Se
Imutável e sempre em mudança
Era Raymond Aron quem dizia que a esquerda é imutável e ao mesmo tempo está sempre em mudança. O espírito seria sempre o mesmo, mas na sua aplicação à realidade ele faz a esquerda dar constantes voltas de 180 graus. O que a esquerda já defendeu e depois deixou de defender e depois voltou a defender e depois deixou de defender, sempre com a mesma boa consciência, arrogância, ligeireza e insulto contra quem não defende o mesmo é algo que não cabe nos volumes todos da Enciclopédia Britânica.
Por exemplo, a moda entre a esquerda, ultimamente, é acusar a administração Bush de irresponsabilidade, por a sua operação iraquiana estar na origem de uma guerra civil no território. Falta mostrar que exista mesmo uma guerra civil, mas também ninguém nega que a situação por lá possa para aí descambar. Mas também não é isso que me interessa neste momento. Interessam-me mais outras guerras civis que poderão estar a nascer pelo mundo. Uma delas é a timorense.###
Ainda não começou e rezemos para que não comece. Mas não seria caso para acusar a esquerda, que tanto brandiu a causa timorense contra o “fascismo” indonésio e a malfeitoria de Kissinger, de irresponsabilidade, por defender a independência de um território que manifestamente não tinha capacidade para viver de forma tranquila em democracia? De resto, seria já a segunda vez que a esquerda ajudaria à eclosão de uma guerra civil em Timor. Como quando, entre 1974 e 1975, ajudou a criar praticamente do nada o independentismo timorense (ou seja, a FRETILIN) e, depois disso, o favoreceu de tal forma (em desfavor dos partidos que defendiam a associação com Portugal ou a associação com a Indonésia) que deu origem a uma guerra civil a que só a invasão indonésia poria termo. Claro que seria. Mas a esquerda nunca tem problemas de consciência. Porque a esquerda tem sempre razão e só pratica o bem.
A outra guerra civil é a palestiniana.
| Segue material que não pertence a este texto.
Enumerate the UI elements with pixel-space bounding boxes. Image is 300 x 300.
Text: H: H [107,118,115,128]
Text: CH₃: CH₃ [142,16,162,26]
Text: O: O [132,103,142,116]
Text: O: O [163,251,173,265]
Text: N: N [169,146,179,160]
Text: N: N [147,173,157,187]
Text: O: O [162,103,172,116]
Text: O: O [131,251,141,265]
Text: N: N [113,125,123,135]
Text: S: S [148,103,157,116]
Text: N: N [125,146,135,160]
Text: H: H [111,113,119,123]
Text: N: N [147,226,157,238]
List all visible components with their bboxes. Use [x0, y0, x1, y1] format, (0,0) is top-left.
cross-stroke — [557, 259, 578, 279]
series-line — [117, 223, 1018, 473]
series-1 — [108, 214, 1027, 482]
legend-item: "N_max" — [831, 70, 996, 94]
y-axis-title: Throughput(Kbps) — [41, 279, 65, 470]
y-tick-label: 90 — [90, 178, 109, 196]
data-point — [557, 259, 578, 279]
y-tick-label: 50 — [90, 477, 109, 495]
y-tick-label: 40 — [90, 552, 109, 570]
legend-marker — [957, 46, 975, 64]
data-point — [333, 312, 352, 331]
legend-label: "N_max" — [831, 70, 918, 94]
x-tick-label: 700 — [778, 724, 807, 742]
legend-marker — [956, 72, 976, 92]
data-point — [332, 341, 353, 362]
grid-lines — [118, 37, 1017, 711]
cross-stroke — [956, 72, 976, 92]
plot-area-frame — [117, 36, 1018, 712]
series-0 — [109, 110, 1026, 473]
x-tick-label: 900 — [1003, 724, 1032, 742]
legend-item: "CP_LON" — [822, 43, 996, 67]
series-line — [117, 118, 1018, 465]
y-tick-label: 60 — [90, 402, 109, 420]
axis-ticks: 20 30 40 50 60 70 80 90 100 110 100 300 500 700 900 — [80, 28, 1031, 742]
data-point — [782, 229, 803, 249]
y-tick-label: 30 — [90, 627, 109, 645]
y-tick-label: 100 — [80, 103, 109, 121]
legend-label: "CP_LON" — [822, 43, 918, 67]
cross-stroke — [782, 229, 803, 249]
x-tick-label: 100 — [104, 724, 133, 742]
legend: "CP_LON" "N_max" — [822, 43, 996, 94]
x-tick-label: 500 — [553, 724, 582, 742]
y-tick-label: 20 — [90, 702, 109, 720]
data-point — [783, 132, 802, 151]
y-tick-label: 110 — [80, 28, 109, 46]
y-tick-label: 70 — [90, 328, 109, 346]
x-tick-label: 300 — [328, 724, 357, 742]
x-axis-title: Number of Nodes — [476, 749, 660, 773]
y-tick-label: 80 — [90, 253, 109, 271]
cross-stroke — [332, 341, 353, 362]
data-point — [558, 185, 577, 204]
Parece que os palestinianos, mal se lhes dá um bocadinho de território para administrarem, logo se lembram de começar à pancada uns com os outros… Não é de uma irresponsabilidade histórica colossal ter apoiado décadas a fio o surgimento de um estado palestiniano, quando claramente os palestinianos não estão preparados nem para a independência nem para a democracia? De resto, a irresponsabilidade vem de há muito tempo, pois não foi a esquerda que apoiou a criação do estado de Israel? Já ninguém se lembra, mas o sionismo original tem uma grande componente socialista, partilhada pelo seu fundador, David Ben-Gurion, e que deu origem à famosa instituição do kibbutz. Já ninguém se lembra, mas quem ajudou Israel na chamada Guerra de Independência, contra o Egipto, a Jordânia, a Síria, o Líbano e o Iraque não foram os EUA, mas sobretudo a URSS e a Checoslováquia socialista. Não foi de uma grande irresponsabilidade criar aquele cancro no Médio Oriente? Não, claro que não. A esquerda só pratica o bem.
Importa pouco, agora, que umas causas mereçam apoio e outras não. O que importa é notar a atitude de infalibilidade irresponsável que a esquerda sempre se atribui a si própria. É essa atitude que impede a discussão séria. O que também não é um problema, pois a verdade é que ela não quer discutir nada. Apenas perorar e afirmar a sua bondade e razão absolutas.